TAGs: boom fantasy, daily fantasy sports, Draftpot

Daily fantasy sports operator Boom Fantasy has announced a $2 million seed round, shaking up an industry that has pressed pause on expansion over to regulatory woes.

Boom Fantasy closes $2M seed round, acquires fantasy sports rival DraftpotThe new investment round was led by Founders Fund’s FF Angel with participation from other sports executives and owners from ESPN and an MLB team, the company said. Cyan Banister, a partner at Founders Fund who has investments in Uber and SpaceX, led the Boom Fantasy investment.

The New York-based start-up, which offers the DFS equivalent of in-play betting, as it allows players to compete in contests with windows as short as 10 minutes.

Founded by Steve Murphy and Assaf Einat, Boom Fantasy essentially offers a series of prop wagers–between seven and 50, depending on the tournament format–on various aspects of live sports events. Wager correctly on more questions than your opponents and boom goes your dynamite. The real-money product is live in 12 U.S. states, while the play-money version is accessible in all 50 states.

Boom Fantasy had raised $1.4 million in 2015 before it launched its first in-game fantasy sports product last year.

Doubling user base

Boom Fantasy also said that it has acquired “substantial assets” of former fantasy sports operator Draftpot for an unspecified amount of money. The acquisition is expected to double Boom Fantasy’s player database as the operator will receive all of Draftpot’s intellectual property, technology, user email addresses and user history information as well as a transfer of account balances.

“With this acquisition and funding round, Boom Fantasy will have larger prize pools, exciting new gameplay, and even better customer support,” Einat said in a statement.

Draftpot’s CTO Joshua Hughes will join Boom Fantasy as part of the deal.

Murphy told Forbes’ Darren Heitner that the acquisition puts Boom Fantasy “in the top 3—DraftKings, DRAFT/Betfair and us.”

Draftpot had raised roughly $3 million before it was acquired by Boom Fantasy, in addition to a $2.2 million seed round closing in September 2015.

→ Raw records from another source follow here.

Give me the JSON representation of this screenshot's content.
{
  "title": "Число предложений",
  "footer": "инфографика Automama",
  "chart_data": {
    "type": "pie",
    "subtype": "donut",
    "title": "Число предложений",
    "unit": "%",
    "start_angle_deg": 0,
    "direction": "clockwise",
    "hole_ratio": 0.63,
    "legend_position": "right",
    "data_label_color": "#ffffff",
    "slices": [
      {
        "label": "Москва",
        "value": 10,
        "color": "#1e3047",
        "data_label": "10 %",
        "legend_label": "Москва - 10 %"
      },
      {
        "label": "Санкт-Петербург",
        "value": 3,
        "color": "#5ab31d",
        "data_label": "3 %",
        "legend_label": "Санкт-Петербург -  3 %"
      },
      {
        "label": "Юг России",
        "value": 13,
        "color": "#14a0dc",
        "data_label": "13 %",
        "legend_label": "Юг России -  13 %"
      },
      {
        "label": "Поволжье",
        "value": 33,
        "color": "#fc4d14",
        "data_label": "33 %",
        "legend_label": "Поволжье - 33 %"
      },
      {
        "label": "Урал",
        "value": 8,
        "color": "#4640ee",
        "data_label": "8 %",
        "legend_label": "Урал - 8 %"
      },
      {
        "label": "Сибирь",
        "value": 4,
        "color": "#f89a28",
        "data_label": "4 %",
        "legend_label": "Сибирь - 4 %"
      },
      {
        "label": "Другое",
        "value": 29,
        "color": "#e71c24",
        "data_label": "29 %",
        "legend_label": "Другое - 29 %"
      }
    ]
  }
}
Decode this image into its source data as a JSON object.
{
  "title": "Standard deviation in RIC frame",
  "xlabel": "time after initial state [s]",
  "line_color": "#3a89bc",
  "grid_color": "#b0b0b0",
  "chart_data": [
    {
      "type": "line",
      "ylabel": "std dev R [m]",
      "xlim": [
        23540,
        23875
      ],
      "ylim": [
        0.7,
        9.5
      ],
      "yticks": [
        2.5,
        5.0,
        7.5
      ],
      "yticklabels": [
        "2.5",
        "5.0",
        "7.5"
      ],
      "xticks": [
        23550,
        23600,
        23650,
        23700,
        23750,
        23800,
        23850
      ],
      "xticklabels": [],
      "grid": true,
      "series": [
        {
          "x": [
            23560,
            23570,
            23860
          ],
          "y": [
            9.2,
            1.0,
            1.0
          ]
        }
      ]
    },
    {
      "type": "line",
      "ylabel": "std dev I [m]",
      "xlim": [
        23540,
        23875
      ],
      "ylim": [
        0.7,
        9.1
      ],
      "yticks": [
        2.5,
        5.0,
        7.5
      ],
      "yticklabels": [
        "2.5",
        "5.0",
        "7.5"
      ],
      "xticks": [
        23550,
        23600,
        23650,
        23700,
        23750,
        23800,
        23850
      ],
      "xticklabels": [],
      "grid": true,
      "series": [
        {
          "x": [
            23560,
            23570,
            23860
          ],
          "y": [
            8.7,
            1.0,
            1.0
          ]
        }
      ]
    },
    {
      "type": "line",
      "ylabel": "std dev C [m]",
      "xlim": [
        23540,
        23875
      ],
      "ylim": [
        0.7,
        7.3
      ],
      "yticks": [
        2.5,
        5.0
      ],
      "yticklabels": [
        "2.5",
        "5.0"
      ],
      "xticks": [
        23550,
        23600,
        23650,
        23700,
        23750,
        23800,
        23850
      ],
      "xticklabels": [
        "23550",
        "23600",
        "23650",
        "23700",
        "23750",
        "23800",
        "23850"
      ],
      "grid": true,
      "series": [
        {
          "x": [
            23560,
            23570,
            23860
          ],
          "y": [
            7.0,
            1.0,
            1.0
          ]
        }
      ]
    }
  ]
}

“I think is getting us an additional level of credibility. This industry has been so tumultuous—so many companies have gone out of business—that  for a medium stakes player, they can be resistant to try a new platform. We think the more they see Boom Fantasy do deals like this, the more comfortable they will be putting $100-$1,000 on our platform,” said Murphy, according to the report.